The Way of the Church: Sacraments and Rituals

Oil on tissue paper, 23 x 17 cm, between 1564 and 1572, private collection

Martin (Leuven, 1534 or 1535 – Frankfurt am Main, 1612) was the younger brother of Lucas Van Valkenborch, noted for his depiction of the Tower of Babel, held by the Louvre. A member of the Guild of Antwerp since 1559, Martin lived in Antwerp for eight years, where he created this velina of exceptional complexity in a reduced form. Many of his works were falsely attributed to his brother or even to another painter, Paul Brill.

The subject matter is uncommon. Many representations of the interior of churches in both the Flemish and Dutch worlds have been noted. But these views often show empty buildings in which the artist aspires above all to showcase his mastery of perspective and the portrayal of architecture. Here, however, the painter is not content with only showing evidence of such abilities, but rather densely packs the church (certainly the Cathedral of Our Lady in Antwerp) with a crowd of people, arranged among themselves in various independent scenes. The painting could have been created for the elevation of the church to a cathedral in 1559, in any event before 1566 when the screen was destroyed by iconoclasts. To this day the Man of Sorrows can be viewed to the right of the first column, an anonymous painting from the beginning of the 15th century.

This painting calls to mind the altarpiece from 1445 by Rogier Van der Weyden in the Royal Museum of Antwerp, in which the seven sacraments are depicted. The similarities are clear, and it is highly probable that our painter had seen the work of the Master of Tournai.

In the side naves, the various altars come in succession with their white altar cloths. The detail work is meticulous, be it in the architecture or in the assemblies, and allows no less than the recognition of the very subjects of the altar pieces. In this way, when using a good magnifying glass, altars dedicated to Saint Leonard of Noblac, Saint Blaise of Sebastea, the Virgin, a patron saint, then Saint Nicholas of Myra, Saint Martin of Tours, and Saint James the Great can all be identified in succession from left to right in the side naves.

The most exceptional aspect in this meticulous painting is the various liturgical groupings. Let us look at them following the same path as that of the altars. To the left, a procession of the Blessed Sacrament, placed beneath a canopy with four bearers, and behind that the benediction of Saint Blaise (two candles are crossed on the neck of a pilgrim to cure him of a sore throat). From a raised pulpit suspended on a column, a man preaches before a vast and attentive crowd. We then participate in a procession of the statues of saints (at the two sides of the cross in red). Across the central part of the serliana of the jubé, the celebration of mass can be recognized. Descending along the nave to the right, we see a priest in confession, then a chorus accompanied by musicians, to the right the proclamation of the Gospel, and a mass for pilgrims with a priest on the altar. Returning to the central nave, we see absolution imparted upon a deceased person, then the veneration of relics in the center, assuredly referring to the “corne-reliquaire” of Saint Cornelia (found in the church of Saint John in Bruges).

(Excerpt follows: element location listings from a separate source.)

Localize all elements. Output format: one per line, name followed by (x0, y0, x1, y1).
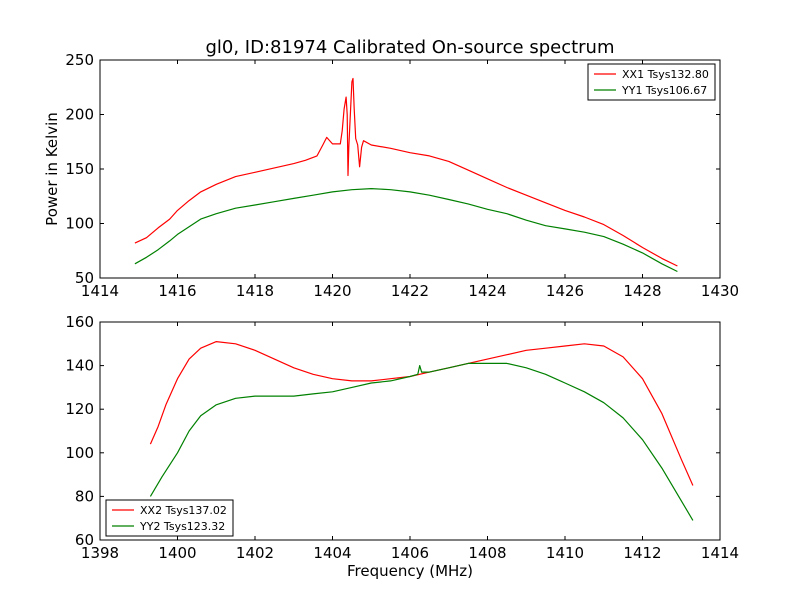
legend-label: XX1 Tsys132.80 (622, 68, 709, 81)
y-tick-label: 120 (65, 400, 94, 418)
y-axis-label: Power in Kelvin (43, 112, 61, 226)
x-tick-label: 1410 (546, 544, 584, 562)
x-axis-label: Frequency (MHz) (347, 562, 473, 580)
legend-box (105, 499, 234, 537)
x-tick-label: 1406 (391, 544, 429, 562)
legend-label: XX2 Tsys137.02 (140, 504, 227, 517)
chart-panel-1: 1414 1416 1418 1420 1422 1424 1426 1428 1430 50 10… (43, 51, 739, 300)
x-tick-label: 1424 (468, 282, 506, 300)
x-tick-label: 1426 (546, 282, 584, 300)
series-line-2-1 (149, 341, 694, 486)
figure-title: gl0, ID:81974 Calibrated On-source spect… (205, 37, 614, 58)
x-tick-label: 1404 (313, 544, 351, 562)
y-tick-label: 100 (65, 215, 94, 233)
x-tick-label: 1428 (623, 282, 661, 300)
y-tick-label: 100 (65, 444, 94, 462)
x-tick-label: 1422 (391, 282, 429, 300)
x-tick-label: 1420 (313, 282, 351, 300)
y-tick-label: 80 (75, 487, 94, 505)
y-tick-label: 160 (65, 313, 94, 331)
legend: XX2 Tsys137.02 YY2 Tsys123.32 (105, 499, 234, 537)
y-tick-label: 150 (65, 160, 94, 178)
series-line-1-1 (134, 77, 678, 267)
legend: XX1 Tsys132.80 YY1 Tsys106.67 (587, 63, 716, 101)
legend-label: YY1 Tsys106.67 (621, 84, 707, 97)
y-tick-label: 140 (65, 357, 94, 375)
x-tick-label: 1414 (701, 544, 739, 562)
legend-label: YY2 Tsys123.32 (139, 520, 225, 533)
x-tick-label: 1402 (236, 544, 274, 562)
x-tick-label: 1400 (158, 544, 196, 562)
x-tick-label: 1430 (701, 282, 739, 300)
x-tick-label: 1416 (158, 282, 196, 300)
y-tick-label: 200 (65, 106, 94, 124)
x-tick-label: 1398 (81, 544, 119, 562)
y-tick-label: 50 (75, 269, 94, 287)
y-tick-label: 250 (65, 51, 94, 69)
chart-panel-2: 1398 1400 1402 1404 1406 1408 1410 1412 1414 60 80… (65, 313, 739, 580)
x-tick-label: 1414 (81, 282, 119, 300)
plot-panels: 1414 1416 1418 1420 1422 1424 1426 1428 1430 50 10… (43, 51, 739, 580)
series-line-2-2 (149, 362, 694, 521)
legend-box (587, 63, 716, 101)
y-tick-label: 60 (75, 531, 94, 549)
x-tick-label: 1418 (236, 282, 274, 300)
x-tick-label: 1412 (623, 544, 661, 562)
series-line-1-2 (134, 188, 678, 273)
x-tick-label: 1408 (468, 544, 506, 562)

This painting, a testament to the multiple activities carried out in the church, therefore links two sacraments (the eucharist and confession) and a certain number of rituals, points which traditionally designate a certain number of sacred rites, institutions of the Church in order to obtain spiritual effects. The ones we see here are: benediction, absolution, veneration of relics, songs, prayer, processions, etc. Thus, as in the altarpiece of Van der Weyden, we can see in this velina the mise-en-scène of some of these rites which are not separate from the sacraments. The sacraments are the ideal way to reach God, the rituals are the vestibule.

We could even draw conclusions on the connection between each scene and the dedication of the closest altar. Saint Leonard of Noblac is invoked in order to liberate the prisoners from their chains in the same way that the absolute liberates the deceased from the chains of eternal death.

A profoundly spiritual, rare, and exceptional work, both in its quality and its subject.